É ao juiz nacional que compete verificar se, além das diferenças técnicas entre os regimes de protecção dos assalariados nos dois Estados-Membros em causa, os trabalhadores em questão não beneficiam já, no Estado-Membro em que está estabelecida a empresa que os emprega, de um mecanismo, alimentado pelas cotizações do seu empregador, assegurando-lhes uma protecção essencialmente comparável àquela que financia a cotização prevista no Estado em que se efectua a prestação de serviços.Se se confirmar que esse é efectivamente o caso, estamos em presença de uma restrição inadmissível à livre prestação de serviços.
No processo C-272/94,
que tem por objecto um pedido dirigido ao Tribunal de Justiça, nos termos do artigo 177. do Tratado CE, pelo tribunal correctionnel d' Arlon (Bélgica), destinado a obter, no processo penal pendente neste órgão jurisdicional contra
Michel Guiot,
Climatec SA, enquanto entidade patronal civilmente responsável,
uma decisão a título prejudicial sobre a interpretação dos artigos 59. e 60. do Tratado CE,
O TRIBUNAL DE JUSTIÇA (Primeira Secção),
composto por: D. A. O. Edward (relator), presidente de secção, P. Jann e L. Sevón, juízes,
advogado-geral: G. Tesauro,
secretário: H. A. Ruehl, administrador principal,
vistas as observações escritas apresentadas:
° em representação do Ministério Público, por Philippe Naze, substituto na auditoria do trabalho do tribunal de première instance d' Arlon,
° em representação do Governo belga, por Jan Devadder, director de administração no Ministério dos Negócios Estrangeiros, na qualidade de agente,
° em representação do Governo alemão, por Ernst Roeder, Ministerialrat no Ministério Federal da Economia, na qualidade de agente,
° em representação do Governo luxemburguês, por Nicolas Schmit, conselheiro de legação de 1.a classe no Ministério dos Negócios Estrangeiros, na qualidade de agente,
° em representação da Comissão das Comunidades Europeias, por Marie-José Jonczy, consultor jurídico, e Hélène Michard, membro do serviço jurídico, na qualidade de agentes,
visto o relatório para audiência,
ouvidas as alegações de M. Guiot e da Climatec SA, representados por André Bosseler, advogado no foro de Arlon, do Governo belga, representado por Jan Devadder, do Governo luxemburguês, representado por Luc Frieden, advogado no foro do Luxemburgo, e da Comissão, representada por Marie-José Jonczy e Hélène Michard, na audiência de 28 de Setembro de 1995,
ouvidas as conclusões do advogado-geral apresentadas na audiência de 26 de Outubro de 1995,
profere o presente
Acórdão
1 Por decisão de 1 de Setembro de 1994, que deu entrada no Tribunal de Justiça em 29 de Setembro seguinte, o tribunal correctionnel d' Arlon submeteu, nos termos do artigo 177. do Tratado CE, uma questão prejudicial sobre a interpretação dos artigos 59. e 60. do mesmo Tratado.

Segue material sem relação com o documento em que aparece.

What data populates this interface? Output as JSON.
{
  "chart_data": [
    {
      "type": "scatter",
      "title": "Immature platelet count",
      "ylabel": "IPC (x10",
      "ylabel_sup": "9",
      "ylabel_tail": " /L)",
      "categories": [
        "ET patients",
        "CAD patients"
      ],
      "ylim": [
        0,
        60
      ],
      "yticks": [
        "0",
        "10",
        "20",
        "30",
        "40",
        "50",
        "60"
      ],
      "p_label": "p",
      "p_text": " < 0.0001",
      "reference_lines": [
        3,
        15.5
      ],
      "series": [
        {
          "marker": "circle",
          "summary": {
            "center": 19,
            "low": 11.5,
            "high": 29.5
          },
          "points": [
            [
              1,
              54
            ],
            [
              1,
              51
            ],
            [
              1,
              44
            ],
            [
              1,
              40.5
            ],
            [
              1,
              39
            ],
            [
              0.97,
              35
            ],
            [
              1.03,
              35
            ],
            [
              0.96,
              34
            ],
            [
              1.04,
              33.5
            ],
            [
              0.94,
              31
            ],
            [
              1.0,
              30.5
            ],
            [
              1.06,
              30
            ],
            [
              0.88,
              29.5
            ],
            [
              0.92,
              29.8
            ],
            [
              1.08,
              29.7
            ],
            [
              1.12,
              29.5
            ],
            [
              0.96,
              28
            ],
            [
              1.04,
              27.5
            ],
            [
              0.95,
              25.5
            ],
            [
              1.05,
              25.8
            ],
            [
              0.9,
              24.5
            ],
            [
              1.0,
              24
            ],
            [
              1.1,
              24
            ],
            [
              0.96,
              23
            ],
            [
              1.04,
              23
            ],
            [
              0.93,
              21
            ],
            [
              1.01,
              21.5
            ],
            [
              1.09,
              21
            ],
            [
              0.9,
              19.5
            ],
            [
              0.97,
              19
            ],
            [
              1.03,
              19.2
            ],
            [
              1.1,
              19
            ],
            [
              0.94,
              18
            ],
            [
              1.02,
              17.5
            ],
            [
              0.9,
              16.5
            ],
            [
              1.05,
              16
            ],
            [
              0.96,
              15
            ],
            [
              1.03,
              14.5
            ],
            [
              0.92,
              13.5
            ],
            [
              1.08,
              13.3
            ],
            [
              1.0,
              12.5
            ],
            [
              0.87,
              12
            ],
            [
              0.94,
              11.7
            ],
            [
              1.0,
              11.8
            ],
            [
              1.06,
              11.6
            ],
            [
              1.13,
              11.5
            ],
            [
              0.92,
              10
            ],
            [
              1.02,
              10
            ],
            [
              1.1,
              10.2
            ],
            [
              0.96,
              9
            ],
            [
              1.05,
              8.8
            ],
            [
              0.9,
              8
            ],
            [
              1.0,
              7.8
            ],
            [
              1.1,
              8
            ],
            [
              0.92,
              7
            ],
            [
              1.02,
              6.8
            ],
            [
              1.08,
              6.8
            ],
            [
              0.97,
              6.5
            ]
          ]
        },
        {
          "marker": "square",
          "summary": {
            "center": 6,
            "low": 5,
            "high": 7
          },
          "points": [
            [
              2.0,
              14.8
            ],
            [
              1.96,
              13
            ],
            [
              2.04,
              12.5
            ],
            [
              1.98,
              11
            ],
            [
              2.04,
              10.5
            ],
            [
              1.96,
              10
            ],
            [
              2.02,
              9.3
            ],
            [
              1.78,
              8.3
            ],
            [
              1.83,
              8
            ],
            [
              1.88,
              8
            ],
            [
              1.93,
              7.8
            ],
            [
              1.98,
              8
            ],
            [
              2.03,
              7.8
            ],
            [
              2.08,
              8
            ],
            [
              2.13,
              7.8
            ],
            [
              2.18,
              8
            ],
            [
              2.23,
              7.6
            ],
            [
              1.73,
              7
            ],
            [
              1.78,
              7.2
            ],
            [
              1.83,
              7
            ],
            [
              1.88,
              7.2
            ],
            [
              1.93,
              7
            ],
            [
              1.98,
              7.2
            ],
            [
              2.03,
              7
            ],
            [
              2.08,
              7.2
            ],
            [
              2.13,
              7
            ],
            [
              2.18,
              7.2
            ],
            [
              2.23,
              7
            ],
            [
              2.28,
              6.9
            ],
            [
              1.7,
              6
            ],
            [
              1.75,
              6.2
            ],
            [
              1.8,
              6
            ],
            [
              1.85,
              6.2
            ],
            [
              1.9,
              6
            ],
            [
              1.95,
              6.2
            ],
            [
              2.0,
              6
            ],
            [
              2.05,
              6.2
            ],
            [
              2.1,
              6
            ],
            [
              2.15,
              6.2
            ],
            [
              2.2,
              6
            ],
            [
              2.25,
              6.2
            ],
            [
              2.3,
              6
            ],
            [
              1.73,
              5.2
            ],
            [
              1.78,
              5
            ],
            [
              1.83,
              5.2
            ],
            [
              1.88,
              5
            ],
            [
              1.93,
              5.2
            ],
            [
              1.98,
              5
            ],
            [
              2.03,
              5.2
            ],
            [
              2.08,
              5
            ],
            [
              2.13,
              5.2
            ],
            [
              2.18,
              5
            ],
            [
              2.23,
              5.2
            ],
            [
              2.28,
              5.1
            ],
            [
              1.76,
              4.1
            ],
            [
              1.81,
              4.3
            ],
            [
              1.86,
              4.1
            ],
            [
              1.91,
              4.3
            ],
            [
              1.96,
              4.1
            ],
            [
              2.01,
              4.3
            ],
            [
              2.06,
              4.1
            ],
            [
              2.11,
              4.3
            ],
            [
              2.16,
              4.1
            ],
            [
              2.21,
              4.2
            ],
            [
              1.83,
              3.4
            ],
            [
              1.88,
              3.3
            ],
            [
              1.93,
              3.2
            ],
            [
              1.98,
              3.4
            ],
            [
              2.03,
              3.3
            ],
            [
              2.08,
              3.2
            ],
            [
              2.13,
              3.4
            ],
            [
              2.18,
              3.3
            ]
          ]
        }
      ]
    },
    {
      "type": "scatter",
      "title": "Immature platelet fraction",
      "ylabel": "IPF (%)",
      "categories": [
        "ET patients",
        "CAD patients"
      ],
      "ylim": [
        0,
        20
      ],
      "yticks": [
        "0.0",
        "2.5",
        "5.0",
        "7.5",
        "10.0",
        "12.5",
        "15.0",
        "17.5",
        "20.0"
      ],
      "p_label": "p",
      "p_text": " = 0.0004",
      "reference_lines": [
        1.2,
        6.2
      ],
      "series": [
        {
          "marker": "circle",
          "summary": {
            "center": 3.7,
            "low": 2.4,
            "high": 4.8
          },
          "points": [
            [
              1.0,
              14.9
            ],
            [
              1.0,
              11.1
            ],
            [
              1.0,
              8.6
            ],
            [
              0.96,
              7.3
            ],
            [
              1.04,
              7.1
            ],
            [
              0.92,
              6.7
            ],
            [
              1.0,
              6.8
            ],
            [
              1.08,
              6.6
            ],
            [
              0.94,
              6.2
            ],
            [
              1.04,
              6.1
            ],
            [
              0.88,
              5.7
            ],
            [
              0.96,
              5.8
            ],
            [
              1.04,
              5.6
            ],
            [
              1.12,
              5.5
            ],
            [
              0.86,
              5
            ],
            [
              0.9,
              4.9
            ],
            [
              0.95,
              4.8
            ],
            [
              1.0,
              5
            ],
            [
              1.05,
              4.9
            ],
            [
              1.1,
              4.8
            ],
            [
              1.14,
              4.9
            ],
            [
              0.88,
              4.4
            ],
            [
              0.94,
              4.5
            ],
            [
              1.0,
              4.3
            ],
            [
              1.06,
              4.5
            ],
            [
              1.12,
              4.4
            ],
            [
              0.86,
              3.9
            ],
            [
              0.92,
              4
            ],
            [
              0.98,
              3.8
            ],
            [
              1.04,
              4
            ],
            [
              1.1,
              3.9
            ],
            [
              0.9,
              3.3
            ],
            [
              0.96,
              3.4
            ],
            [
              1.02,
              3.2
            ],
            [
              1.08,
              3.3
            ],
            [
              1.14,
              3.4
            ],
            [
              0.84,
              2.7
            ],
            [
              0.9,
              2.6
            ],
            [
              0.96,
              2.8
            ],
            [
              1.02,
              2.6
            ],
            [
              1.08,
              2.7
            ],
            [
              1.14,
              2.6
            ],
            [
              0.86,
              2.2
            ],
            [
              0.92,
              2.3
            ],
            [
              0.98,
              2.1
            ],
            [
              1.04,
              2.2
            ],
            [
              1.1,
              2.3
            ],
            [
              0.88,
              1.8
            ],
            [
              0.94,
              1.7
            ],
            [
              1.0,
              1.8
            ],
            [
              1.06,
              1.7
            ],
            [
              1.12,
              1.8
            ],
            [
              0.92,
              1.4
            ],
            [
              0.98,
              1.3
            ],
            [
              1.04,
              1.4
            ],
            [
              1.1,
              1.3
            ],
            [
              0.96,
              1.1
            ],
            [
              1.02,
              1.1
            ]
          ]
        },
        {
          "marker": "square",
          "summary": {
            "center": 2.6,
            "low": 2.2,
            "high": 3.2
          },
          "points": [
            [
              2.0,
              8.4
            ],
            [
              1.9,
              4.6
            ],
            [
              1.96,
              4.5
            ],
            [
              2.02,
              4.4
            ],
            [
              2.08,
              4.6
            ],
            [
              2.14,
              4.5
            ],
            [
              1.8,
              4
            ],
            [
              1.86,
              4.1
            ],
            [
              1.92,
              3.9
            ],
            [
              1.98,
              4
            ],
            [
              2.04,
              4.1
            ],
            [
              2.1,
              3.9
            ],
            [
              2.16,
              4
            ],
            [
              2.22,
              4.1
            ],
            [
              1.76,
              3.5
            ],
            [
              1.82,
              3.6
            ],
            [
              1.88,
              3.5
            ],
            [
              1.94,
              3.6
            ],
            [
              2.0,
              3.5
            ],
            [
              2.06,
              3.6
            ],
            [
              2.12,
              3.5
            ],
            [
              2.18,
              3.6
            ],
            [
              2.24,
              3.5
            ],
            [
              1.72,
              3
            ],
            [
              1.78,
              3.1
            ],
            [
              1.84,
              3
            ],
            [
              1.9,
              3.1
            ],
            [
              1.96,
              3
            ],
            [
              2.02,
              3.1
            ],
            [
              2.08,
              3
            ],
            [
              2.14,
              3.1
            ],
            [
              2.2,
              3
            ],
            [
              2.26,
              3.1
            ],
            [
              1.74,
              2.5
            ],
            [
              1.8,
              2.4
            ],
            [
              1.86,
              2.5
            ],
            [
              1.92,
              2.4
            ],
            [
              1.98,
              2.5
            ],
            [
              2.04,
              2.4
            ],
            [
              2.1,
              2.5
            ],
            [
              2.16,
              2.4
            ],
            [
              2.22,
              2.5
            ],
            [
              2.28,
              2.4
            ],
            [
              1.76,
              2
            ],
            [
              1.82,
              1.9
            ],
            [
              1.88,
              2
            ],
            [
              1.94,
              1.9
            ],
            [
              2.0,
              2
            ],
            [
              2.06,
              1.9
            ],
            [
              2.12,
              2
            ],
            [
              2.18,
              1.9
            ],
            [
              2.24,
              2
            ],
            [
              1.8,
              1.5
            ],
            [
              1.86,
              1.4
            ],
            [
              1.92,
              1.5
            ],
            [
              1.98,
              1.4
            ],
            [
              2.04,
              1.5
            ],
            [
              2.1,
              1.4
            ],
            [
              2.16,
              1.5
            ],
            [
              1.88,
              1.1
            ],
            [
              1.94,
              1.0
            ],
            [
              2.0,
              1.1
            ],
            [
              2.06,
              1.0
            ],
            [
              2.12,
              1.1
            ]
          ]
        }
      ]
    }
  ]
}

2 Esta questão foi suscitada num processo penal contra M. Guiot, na sua qualidade de administrador da Climatec SA, sociedade de direito luxemburguês (a seguir "Climatec"), e contra a própria Climatec, enquanto entidade patronal civilmente responsável, acusados de não terem pago, durante o período compreendido entre Março de 1992 e Março de 1993, cotizações relativas aos "selos-fidelidade" e aos "selos-intempéries" devidas por força da regulamentação belga, motivadas pelo emprego de quatro trabalhadores ao serviço da Climatec, num estaleiro situado em Arlon (Bélgica). As quantias devidas relativamente ao período considerado são do montante de 98 153 BFR.

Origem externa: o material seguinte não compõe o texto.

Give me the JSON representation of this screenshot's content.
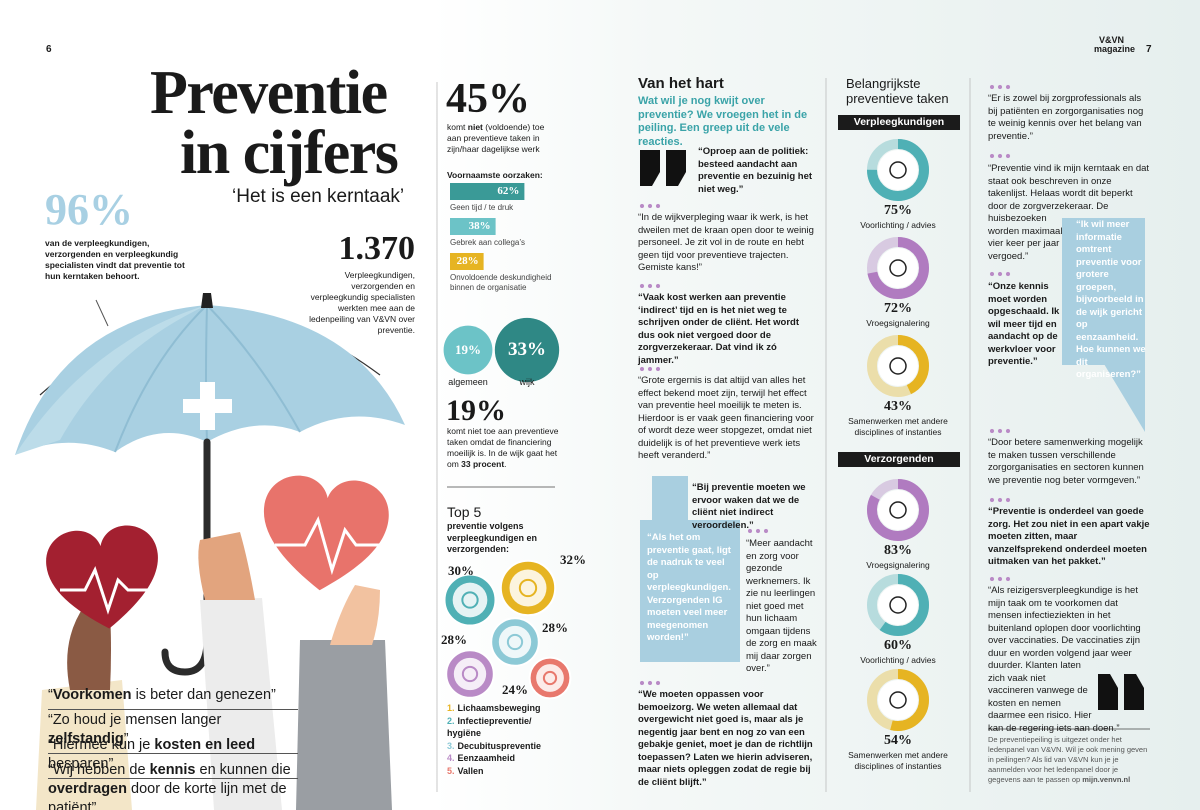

3 Nos termos da convenção colectiva de trabalho belga de 28 de Abril de 1988 (a seguir "convenção"), celebrada na comissão paritária do sector da construção civil, relativa à concessão de "selos-fidelidade" e de "selos-intempéries", que se tornou vinculativa pelo decreto real de 15 de Junho de 1988 (Moniteur belge de 7.7.1988, p. 9897), esses quatro trabalhadores em exercício de actividade no território belga deviam estar sujeitos ao regime dos "selos-fidelidade" e dos "selos-intempéries".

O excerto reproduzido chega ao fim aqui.